Tim is aware of an artist in Bath who turns out replica images of the city’s genteel Regency structures and flogs them to throngs of Japanese and American tourists.

But Swindon, most definitely, is not Bath. “Swindon is architecturally challenged, you have to be fair,” he shrugs.

When the project winds up in a year or so he would like to exhibit the works altogether – just once – as a kind of crowning glory.

“It would be nice to see them all on one wall.” After that he will sell them; maybe one by one, or perhaps in blocks, area by area.

Studying the predominantly bright and breezy scenes reminds Tim of the agreeable climes in which he has worked alfresco over the past few months.

“It’s been such a fantastic summer. There have been some electric blue skies.”

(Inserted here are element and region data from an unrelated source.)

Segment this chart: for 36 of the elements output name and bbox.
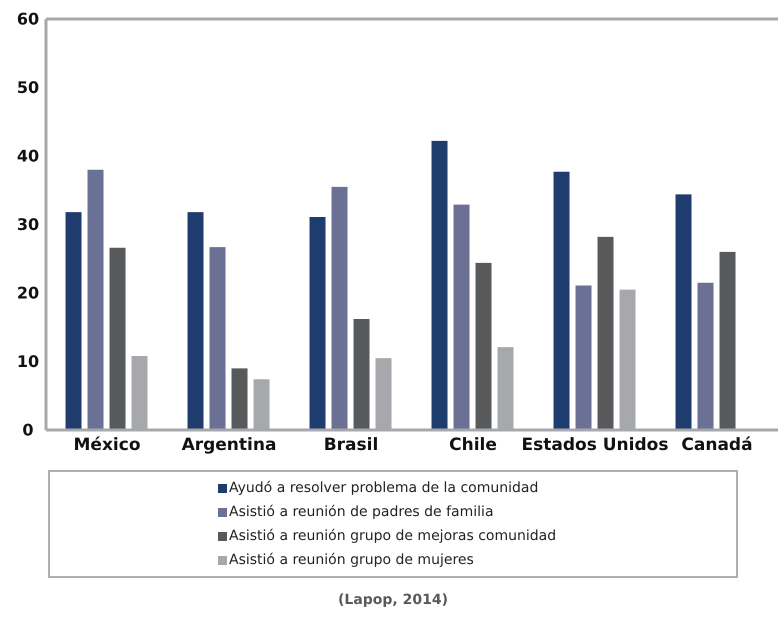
bar [454,204,470,430]
y-tick-label: 10 [16,352,40,372]
bar [676,194,692,430]
bar [188,212,204,430]
legend-label: Asistió a reunión de padres de familia [229,503,494,522]
bar [698,282,714,430]
bar [554,172,570,430]
y-tick-label: 30 [16,215,40,234]
bar [720,252,736,430]
x-tick-label: Chile [449,435,497,456]
bar [354,319,370,430]
x-tick-label: Estados Unidos [522,435,668,456]
bar [66,212,82,430]
bar [598,236,614,430]
bar [432,140,448,430]
text: (Lapop, 2014) [337,592,449,608]
bar [476,262,492,430]
y-tick-label: 50 [16,78,40,98]
legend-label: Asistió a reunión grupo de mujeres [229,551,474,570]
bar [332,186,348,430]
legend-label: Asistió a reunión grupo de mejoras comunidad [229,527,556,546]
x-tick-label: Brasil [324,435,378,456]
bar [110,248,126,430]
x-tick-label: México [74,435,140,456]
y-tick-label: 60 [16,10,40,29]
x-tick-label: Argentina [182,435,276,456]
bar [232,368,248,430]
bar [88,170,104,430]
y-tick-label: 20 [16,284,40,303]
bar [576,285,592,430]
y-tick-label: 40 [16,146,40,166]
x-tick-label: Canadá [681,435,753,456]
bar [210,247,226,430]
bar [310,216,326,430]
y-tick-label: 0 [22,420,34,440]
legend-label: Ayudó a resolver problema de la comunidad [229,479,538,498]
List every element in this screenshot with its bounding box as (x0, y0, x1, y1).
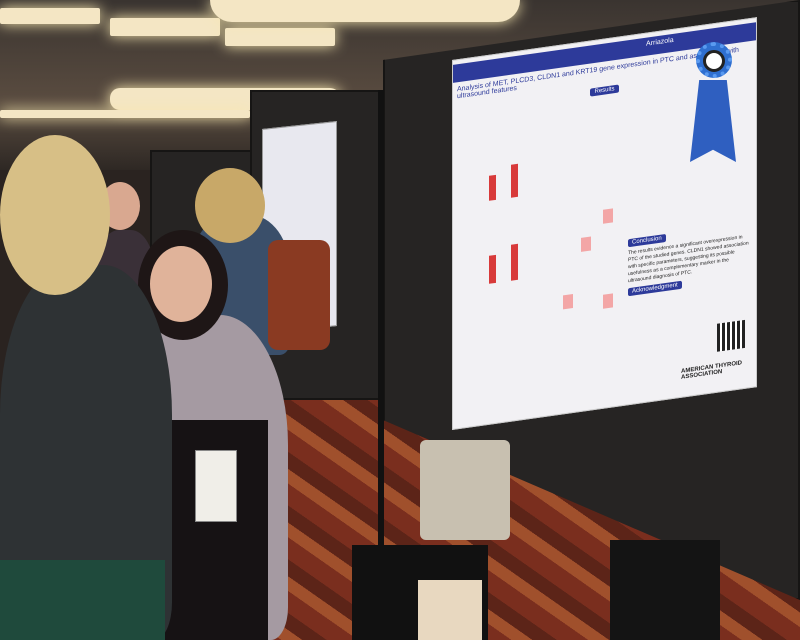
ceiling-light (225, 28, 335, 46)
table-cell (563, 293, 573, 310)
qr-code (717, 319, 745, 352)
green-pants (0, 560, 165, 640)
ceiling-light (0, 110, 250, 118)
ribbon-center (703, 50, 725, 72)
table-cell (603, 293, 613, 309)
chart-bar (511, 243, 518, 281)
ribbon-tail (690, 80, 736, 162)
person-shoes (610, 540, 720, 640)
person-legs-khaki (420, 440, 510, 540)
person-blonde-hair (195, 168, 265, 243)
face (150, 246, 212, 322)
table-cell (603, 208, 613, 224)
award-ribbon (688, 42, 738, 162)
chart-bar (489, 174, 496, 201)
section-acknowledgment: Acknowledgment (628, 280, 682, 297)
name-badge (195, 450, 237, 522)
ceiling-light (110, 18, 220, 36)
ceiling-light (0, 8, 100, 24)
gift-bag (418, 580, 482, 640)
brown-handbag (268, 240, 330, 350)
chandelier (210, 0, 520, 22)
blonde-hair (0, 135, 110, 295)
ata-logo-text: AMERICAN THYROID ASSOCIATION (681, 360, 742, 381)
ribbon-rosette (696, 42, 732, 78)
table-cell (581, 236, 591, 252)
board-post (378, 90, 384, 620)
chart-bar (511, 163, 518, 198)
section-results: Results (590, 84, 619, 97)
chart-bar (489, 254, 496, 284)
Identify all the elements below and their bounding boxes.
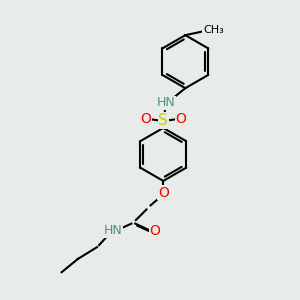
Text: HN: HN — [104, 224, 123, 238]
Text: O: O — [176, 112, 186, 126]
Text: O: O — [158, 186, 169, 200]
Text: S: S — [158, 113, 168, 128]
Text: O: O — [140, 112, 151, 126]
Text: CH₃: CH₃ — [203, 25, 224, 35]
Text: HN: HN — [157, 96, 176, 110]
Text: O: O — [150, 224, 160, 238]
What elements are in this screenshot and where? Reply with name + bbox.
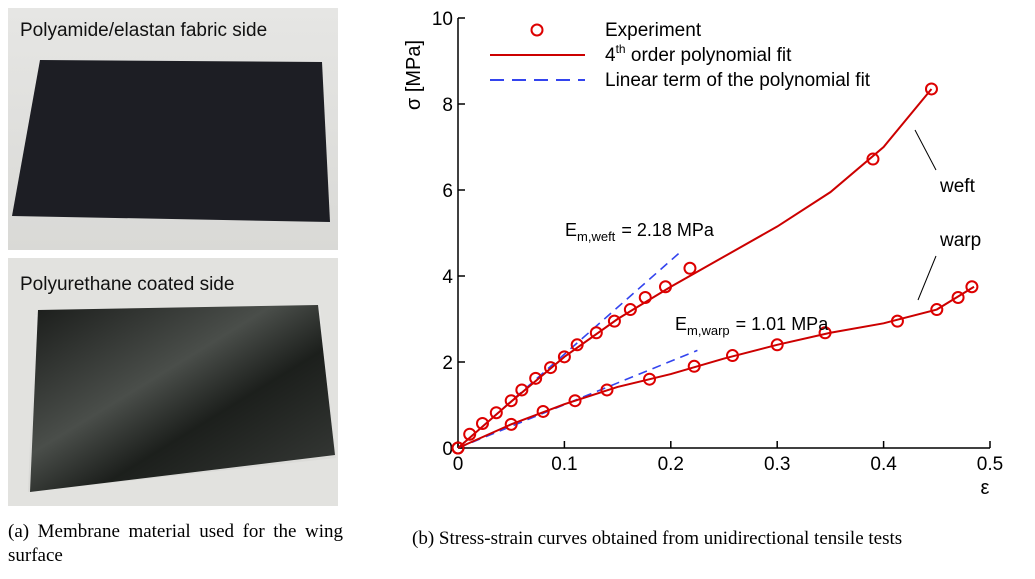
legend-label-part: 4 [605, 45, 616, 66]
experiment-point [475, 416, 489, 430]
photo-label: Polyamide/elastan fabric side [20, 20, 267, 41]
modulus-label: Em,warp = 1.01 MPa [675, 314, 829, 338]
x-tick-label: 0.5 [977, 454, 1003, 475]
experiment-point [536, 404, 550, 418]
polynomial-fit [457, 285, 975, 449]
experiment-point [504, 394, 518, 408]
experiment-point [638, 291, 652, 304]
experiment-point [726, 349, 740, 363]
experiment-point [890, 314, 904, 328]
photo-bottom: Polyurethane coated side [8, 258, 338, 506]
curve-label: weft [939, 176, 976, 197]
caption-a: (a) Membrane material used for the wing … [8, 521, 343, 566]
experiment-point [568, 394, 582, 408]
experiment-point [607, 314, 621, 328]
x-tick-label: 0 [453, 454, 464, 475]
modulus-value: = 2.18 MPa [621, 220, 715, 240]
modulus-symbol: E [565, 220, 577, 240]
polynomial-fit [457, 88, 933, 449]
experiment-point [504, 417, 518, 431]
modulus-value: = 1.01 MPa [736, 314, 830, 334]
legend-label: Experiment [605, 20, 702, 41]
experiment-point [924, 82, 938, 96]
experiment-point [818, 326, 832, 340]
y-tick-label: 10 [432, 9, 453, 30]
y-tick-label: 4 [442, 267, 453, 288]
legend-marker [530, 23, 544, 37]
caption-b: (b) Stress-strain curves obtained from u… [412, 528, 902, 549]
caption-text: (a) Membrane material used for the wing … [8, 521, 343, 566]
y-tick-label: 0 [442, 439, 453, 460]
experiment-point [557, 350, 571, 364]
experiment-point [600, 383, 614, 397]
experiment-point [529, 371, 543, 385]
plot: 0 2 4 6 8 10 0 0.1 0.2 0.3 0.4 0.5ε σ [MPa] weft Em,we… [403, 9, 1003, 499]
legend-label-part: th [616, 42, 626, 56]
linear-fit [457, 349, 698, 449]
x-tick-label: 0.4 [870, 454, 897, 475]
experiment-point [687, 359, 701, 373]
experiment-point [570, 338, 584, 352]
y-tick-label: 6 [442, 181, 453, 202]
legend-label: 4th order polynomial fit [605, 42, 792, 66]
experiment-point [951, 291, 965, 304]
experiment-point [589, 326, 603, 340]
experiment-point [544, 361, 558, 375]
modulus-label: Em,weft = 2.18 MPa [565, 220, 715, 244]
leader-line [917, 255, 937, 301]
experiment-point [770, 338, 784, 352]
x-axis-label: ε [981, 477, 990, 499]
y-tick-label: 2 [442, 353, 453, 374]
photo-label: Polyurethane coated side [20, 274, 234, 295]
modulus-subscript: m,warp [687, 323, 730, 338]
experiment-point [930, 303, 944, 317]
experiment-point [965, 280, 979, 294]
x-tick-label: 0.2 [658, 454, 684, 475]
experiment-point [623, 303, 637, 317]
x-tick-label: 0.3 [764, 454, 790, 475]
experiment-point [643, 372, 657, 386]
experiment-point [489, 406, 503, 420]
y-tick-label: 8 [442, 95, 453, 116]
experiment-point [683, 261, 697, 275]
x-tick-label: 0.1 [551, 454, 577, 475]
curve-label: warp [939, 230, 981, 251]
y-axis-label: σ [MPa] [403, 40, 425, 110]
experiment-point [866, 152, 880, 166]
photo-top: Polyamide/elastan fabric side [8, 8, 338, 250]
experiment-point [515, 383, 529, 397]
experiment-point [451, 441, 465, 455]
legend-label-part: order polynomial fit [626, 45, 793, 66]
experiment-point [658, 280, 672, 294]
modulus-symbol: E [675, 314, 687, 334]
modulus-subscript: m,weft [577, 229, 616, 244]
experiment-point [463, 427, 477, 441]
leader-line [914, 129, 937, 171]
legend-label: Linear term of the polynomial fit [605, 70, 871, 91]
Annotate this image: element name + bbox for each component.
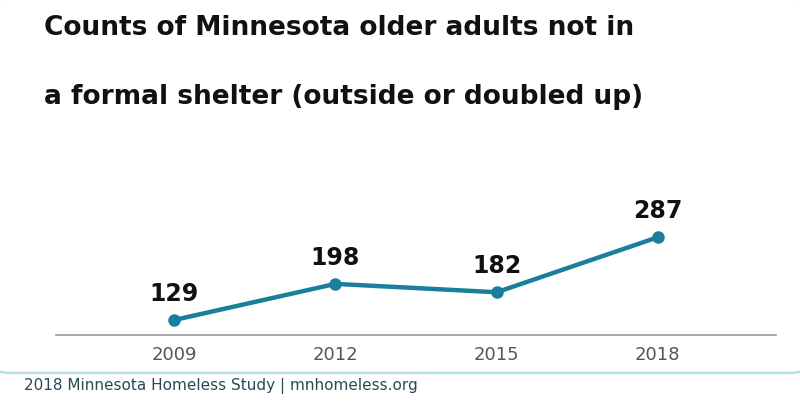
Text: 287: 287 bbox=[633, 199, 682, 223]
Text: 2018 Minnesota Homeless Study | mnhomeless.org: 2018 Minnesota Homeless Study | mnhomele… bbox=[24, 378, 418, 394]
Text: 129: 129 bbox=[150, 282, 199, 306]
Text: a formal shelter (outside or doubled up): a formal shelter (outside or doubled up) bbox=[44, 84, 643, 110]
Text: 182: 182 bbox=[472, 254, 522, 278]
Text: Counts of Minnesota older adults not in: Counts of Minnesota older adults not in bbox=[44, 15, 634, 41]
Text: 198: 198 bbox=[310, 246, 360, 270]
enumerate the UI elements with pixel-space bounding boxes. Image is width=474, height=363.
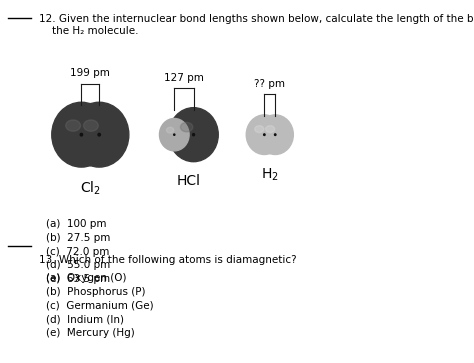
Ellipse shape [166,127,174,133]
Circle shape [246,115,283,155]
Circle shape [264,134,265,135]
Text: (b)  27.5 pm: (b) 27.5 pm [46,233,110,243]
Text: ?? pm: ?? pm [254,79,285,89]
Ellipse shape [265,126,274,132]
Circle shape [169,108,218,162]
Circle shape [192,134,194,136]
Ellipse shape [66,120,81,131]
Text: (a)  Oxygen (O): (a) Oxygen (O) [46,273,127,284]
Text: HCl: HCl [177,174,201,188]
Text: Cl$_2$: Cl$_2$ [80,180,101,197]
Text: 127 pm: 127 pm [164,73,204,83]
Text: (b)  Phosphorus (P): (b) Phosphorus (P) [46,287,146,297]
Text: (e)  63.5 pm: (e) 63.5 pm [46,274,110,284]
Text: (c)  Germanium (Ge): (c) Germanium (Ge) [46,301,154,311]
Circle shape [173,134,175,135]
Circle shape [257,115,293,155]
Circle shape [52,102,111,167]
Circle shape [70,102,129,167]
Text: 12. Given the internuclear bond lengths shown below, calculate the length of the: 12. Given the internuclear bond lengths … [39,14,474,36]
Text: 199 pm: 199 pm [70,68,110,78]
Text: (d)  Indium (In): (d) Indium (In) [46,314,124,325]
Text: (e)  Mercury (Hg): (e) Mercury (Hg) [46,328,135,338]
Text: 13. Which of the following atoms is diamagnetic?: 13. Which of the following atoms is diam… [39,255,297,265]
Ellipse shape [181,122,193,132]
Ellipse shape [83,120,98,131]
Circle shape [159,118,189,151]
Text: (d)  55.0 pm: (d) 55.0 pm [46,260,110,270]
Circle shape [80,133,82,136]
Text: H$_2$: H$_2$ [261,167,279,183]
Text: (a)  100 pm: (a) 100 pm [46,219,106,229]
Circle shape [98,133,100,136]
Ellipse shape [255,126,264,132]
Text: (c)  72.0 pm: (c) 72.0 pm [46,247,109,257]
Circle shape [274,134,276,135]
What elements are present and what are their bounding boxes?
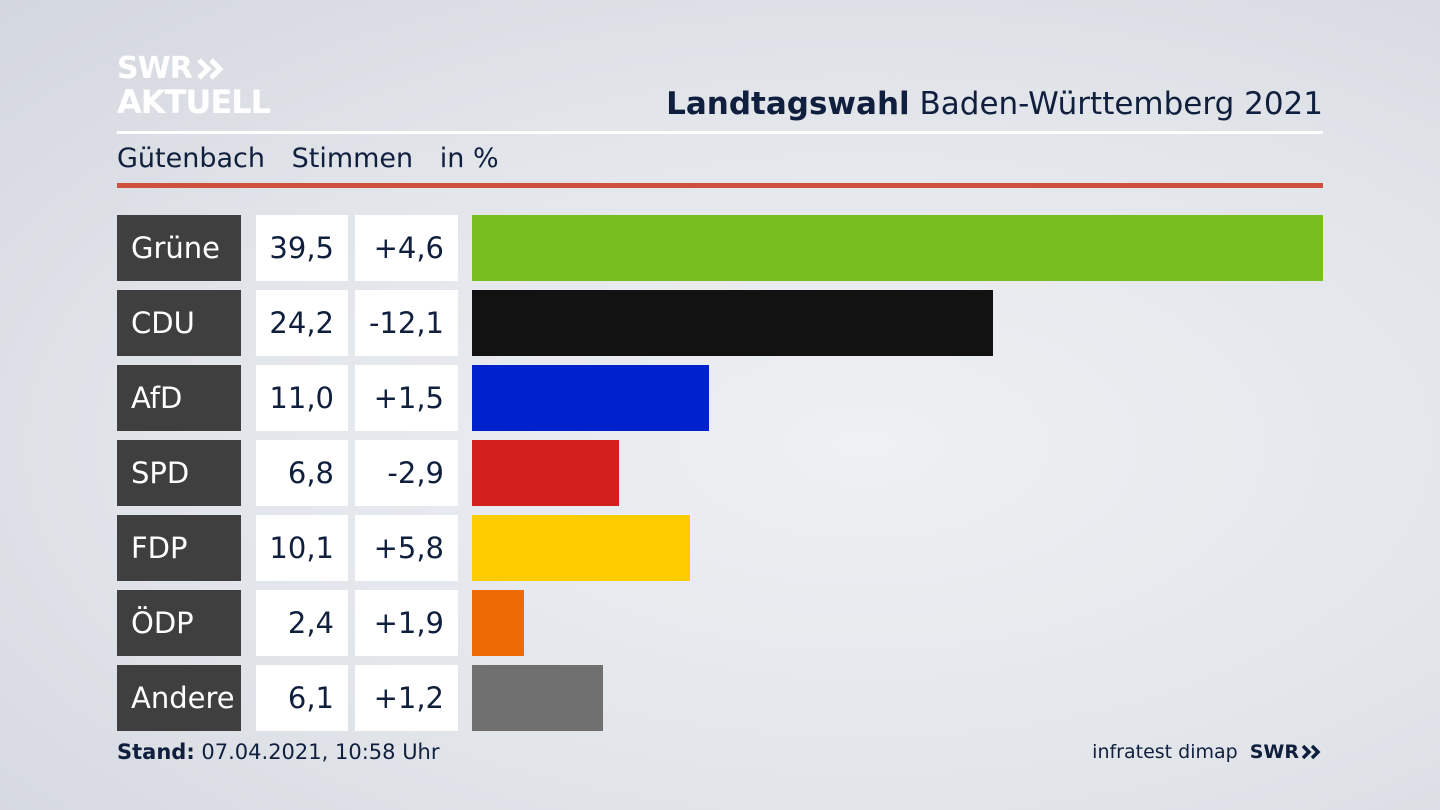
- footer-swr-logo: SWR: [1250, 741, 1323, 763]
- vote-share-value: 39,5: [256, 215, 348, 281]
- logo-swr-text: SWR: [117, 51, 193, 86]
- vote-share-value: 6,8: [256, 440, 348, 506]
- double-chevron-right-icon: [197, 58, 224, 80]
- party-label: SPD: [117, 440, 241, 506]
- party-label: Grüne: [117, 215, 241, 281]
- stand-value: 07.04.2021, 10:58 Uhr: [201, 740, 440, 764]
- vote-share-value: 6,1: [256, 665, 348, 731]
- vote-share-value: 10,1: [256, 515, 348, 581]
- source-credit: infratest dimap SWR: [1092, 741, 1323, 763]
- party-label: CDU: [117, 290, 241, 356]
- bar: [472, 440, 619, 506]
- bar: [472, 290, 993, 356]
- change-value: +5,8: [355, 515, 458, 581]
- unit-label: in %: [439, 143, 499, 174]
- party-label: Andere: [117, 665, 241, 731]
- party-label: FDP: [117, 515, 241, 581]
- logo-aktuell-text: AKTUELL: [117, 83, 271, 121]
- bar: [472, 515, 690, 581]
- measure-label: Stimmen: [291, 143, 414, 174]
- bar: [472, 665, 603, 731]
- header-divider: [117, 131, 1323, 134]
- change-value: -2,9: [355, 440, 458, 506]
- double-chevron-right-icon: [1301, 744, 1321, 760]
- party-label: AfD: [117, 365, 241, 431]
- vote-share-value: 24,2: [256, 290, 348, 356]
- bar: [472, 215, 1323, 281]
- title-rest: Baden-Württemberg 2021: [919, 86, 1323, 122]
- change-value: +1,2: [355, 665, 458, 731]
- chart-subtitle: Gütenbach Stimmen in %: [117, 143, 517, 174]
- footer-swr-text: SWR: [1249, 741, 1299, 763]
- bar: [472, 590, 524, 656]
- source-text: infratest dimap: [1092, 741, 1238, 763]
- bar: [472, 365, 709, 431]
- page-title: Landtagswahl Baden-Württemberg 2021: [666, 86, 1323, 122]
- vote-share-value: 2,4: [256, 590, 348, 656]
- change-value: +1,9: [355, 590, 458, 656]
- change-value: -12,1: [355, 290, 458, 356]
- change-value: +4,6: [355, 215, 458, 281]
- title-bold: Landtagswahl: [666, 86, 910, 122]
- timestamp: Stand: 07.04.2021, 10:58 Uhr: [117, 740, 440, 764]
- party-label: ÖDP: [117, 590, 241, 656]
- swr-aktuell-logo: SWR AKTUELL: [117, 51, 271, 121]
- change-value: +1,5: [355, 365, 458, 431]
- stand-label: Stand:: [117, 740, 195, 764]
- vote-share-value: 11,0: [256, 365, 348, 431]
- accent-divider: [117, 183, 1323, 188]
- place-name: Gütenbach: [117, 143, 265, 174]
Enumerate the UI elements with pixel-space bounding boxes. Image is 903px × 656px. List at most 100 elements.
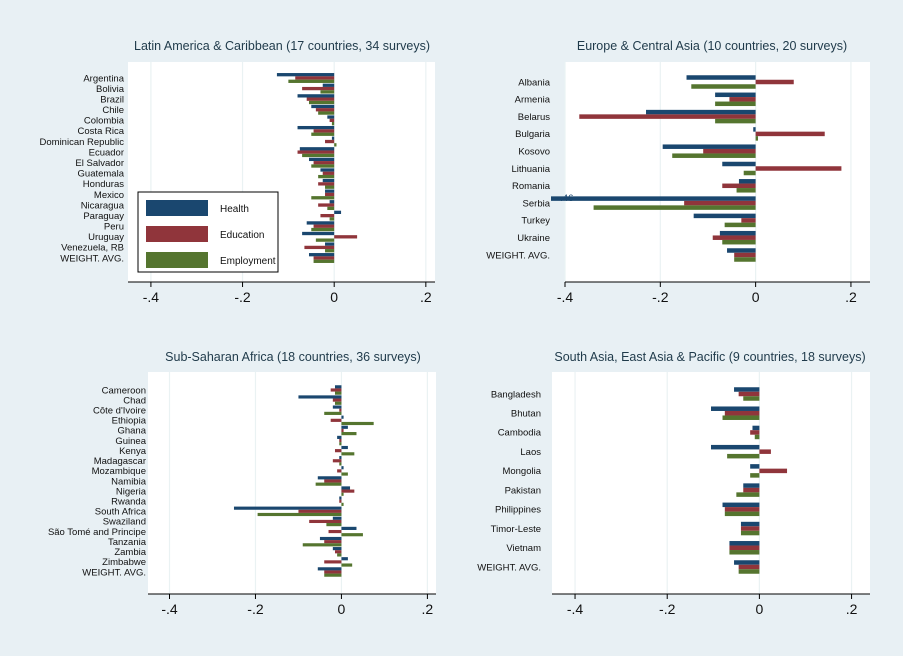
bar-education: [330, 388, 342, 392]
category-label: Ukraine: [517, 233, 550, 244]
bar-education: [750, 430, 760, 435]
category-label: Mongolia: [502, 466, 541, 477]
bar-education: [734, 252, 756, 258]
bar-education: [322, 171, 335, 175]
category-label: Nicaragua: [81, 200, 125, 211]
bar-employment: [341, 563, 353, 567]
bar-education: [330, 418, 342, 422]
legend-swatch: [146, 200, 208, 216]
bar-education: [738, 564, 760, 570]
bar-education: [743, 487, 760, 493]
bar-health: [711, 444, 760, 450]
bar-employment: [308, 100, 335, 105]
category-label: Guatemala: [78, 169, 125, 180]
bar-health: [341, 415, 344, 419]
bar-employment: [288, 79, 335, 83]
bar-health: [753, 127, 756, 132]
bar-health: [339, 496, 342, 500]
bar-employment: [736, 188, 756, 193]
plot-area: [565, 62, 870, 282]
bar-employment: [341, 421, 374, 426]
category-label: Chile: [102, 105, 124, 116]
bar-education: [729, 97, 756, 102]
bar-employment: [337, 553, 342, 557]
category-label: Colombia: [84, 116, 125, 127]
bar-health: [329, 200, 335, 204]
bar-employment: [329, 217, 335, 221]
category-label: Bolivia: [96, 84, 125, 95]
category-label: Madagascar: [94, 456, 146, 467]
bar-health: [743, 483, 760, 488]
legend-swatch: [146, 226, 208, 242]
category-label: Zambia: [114, 547, 146, 558]
category-label: Rwanda: [111, 497, 147, 508]
panel-1: -.4 -.2 0 .2 Latin America & Caribbean (17 c…: [40, 39, 435, 305]
bar-education: [302, 86, 335, 91]
bar-education: [306, 97, 335, 101]
x-tick-label: -.2: [652, 289, 669, 305]
bar-health: [341, 526, 357, 530]
category-label: Kenya: [119, 446, 147, 457]
bar-health: [334, 385, 342, 389]
bar-employment: [324, 573, 342, 577]
bar-employment: [727, 453, 760, 459]
bar-education: [337, 469, 342, 473]
category-label: Kosovo: [518, 147, 550, 158]
bar-employment: [754, 434, 760, 440]
category-label: Côte d'Ivoire: [93, 406, 146, 417]
bar-education: [724, 507, 760, 512]
category-label: Bulgaria: [515, 129, 551, 140]
category-label: Timor-Leste: [491, 524, 541, 535]
bar-health: [233, 506, 342, 510]
category-label: WEIGHT. AVG.: [82, 567, 146, 578]
category-label: Belarus: [518, 112, 550, 123]
bar-education: [332, 398, 342, 402]
bar-health: [734, 387, 760, 392]
bar-education: [703, 148, 756, 154]
bar-employment: [743, 396, 760, 401]
bar-health: [341, 425, 348, 429]
category-label: Lithuania: [511, 164, 550, 175]
x-tick-label: -.4: [161, 601, 178, 617]
x-tick-label: -.2: [659, 601, 676, 617]
bar-health: [332, 516, 342, 520]
bar-education: [334, 449, 342, 453]
bar-health: [686, 75, 756, 80]
category-label: Namibia: [111, 476, 147, 487]
bar-education: [318, 203, 335, 207]
legend-label: Education: [220, 230, 264, 241]
panel-title: Latin America & Caribbean (17 countries,…: [134, 39, 430, 53]
bar-health: [734, 560, 760, 565]
bar-education: [320, 213, 335, 218]
bar-employment: [722, 415, 760, 420]
bar-education: [304, 245, 335, 250]
panel-3: -.4 -.2 0 .2 Sub-Saharan Africa (18 countrie…: [48, 350, 436, 617]
bar-employment: [750, 473, 760, 478]
bar-health: [551, 196, 756, 201]
category-label: Pakistan: [505, 485, 541, 496]
plot-area: [552, 372, 870, 594]
category-label: Venezuela, RB: [61, 243, 124, 254]
bar-education: [579, 114, 756, 119]
legend: Health Education Employment: [137, 191, 279, 273]
bar-health: [311, 104, 335, 109]
x-tick-label: 0: [338, 601, 346, 617]
category-label: Cambodia: [498, 428, 542, 439]
category-label: Albania: [518, 77, 550, 88]
bar-education: [712, 235, 756, 240]
category-label: Tanzania: [108, 537, 147, 548]
x-tick-label: .2: [846, 601, 858, 617]
bar-health: [325, 242, 335, 246]
category-label: Ecuador: [89, 147, 124, 158]
bar-health: [327, 115, 335, 119]
category-label: Guinea: [115, 436, 146, 447]
x-tick-label: -.4: [143, 289, 160, 305]
bar-education: [325, 139, 335, 144]
bar-health: [331, 136, 335, 140]
bar-employment: [334, 401, 342, 405]
panel-4: -.4 -.2 0 .2 South Asia, East Asia & Pacific…: [477, 350, 870, 617]
bar-education: [324, 540, 342, 544]
plot-area: [148, 372, 436, 594]
category-label: Peru: [104, 222, 124, 233]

Bulging rainclouds, plunging temperatures, woolly jumpers and plastic macs, alas, await…

 

  •  Tim’s Views of Swindon can be seen, alongside many other of his works, as part of the Swindon Open Studios event this month. Members of the public can visit his studio at 52 St Margaret’s Road, Old Town, SN3 1RX either this Saturday or Sunday (Sept 6/7) or the following Sunday, September 14. They may even get a cuppa.

     

     

    Elvis witha bag of chips

    Bob Dylan chilling out in Colbourne Street. Elvis with a bag of chips in Eastcott Hill. Marilyn Monroe oozing glamour in Western Street. The Beatles strolling through the town centre, Abbey Road style.
    Twelve years ago Tim created an amusing series of Stars in Swindon paintings, superimposing our heroes onto a number of local scenes.
    A fine arts graduate from Leeds University, Tim, 55, has been a leading figure in the Swindon arts scene for many years.
    On one occasion he and fellow artist Gordon Dickinson converted a condom machine at the Beehive pub in Prospect Hill into an ‘art box’ – inviting regulars to stick £1 in for a miniature piece of art they had come up with.

    Our street

    Tim didn’t have to walk far to draw St Margaret’s Road in Old Town. Just across the road, in fact. He says: “I have to include the cars. They are as much a part of the street scene as everything else.” The full colour, acrylic-on-board painting, just over A4 size, was created on a computer copy of his initial pencil drawing seen here in all of its painstaking detail. Sitting on his camping chair Tim takes between one-and-a-half to three hours to produce these drawings.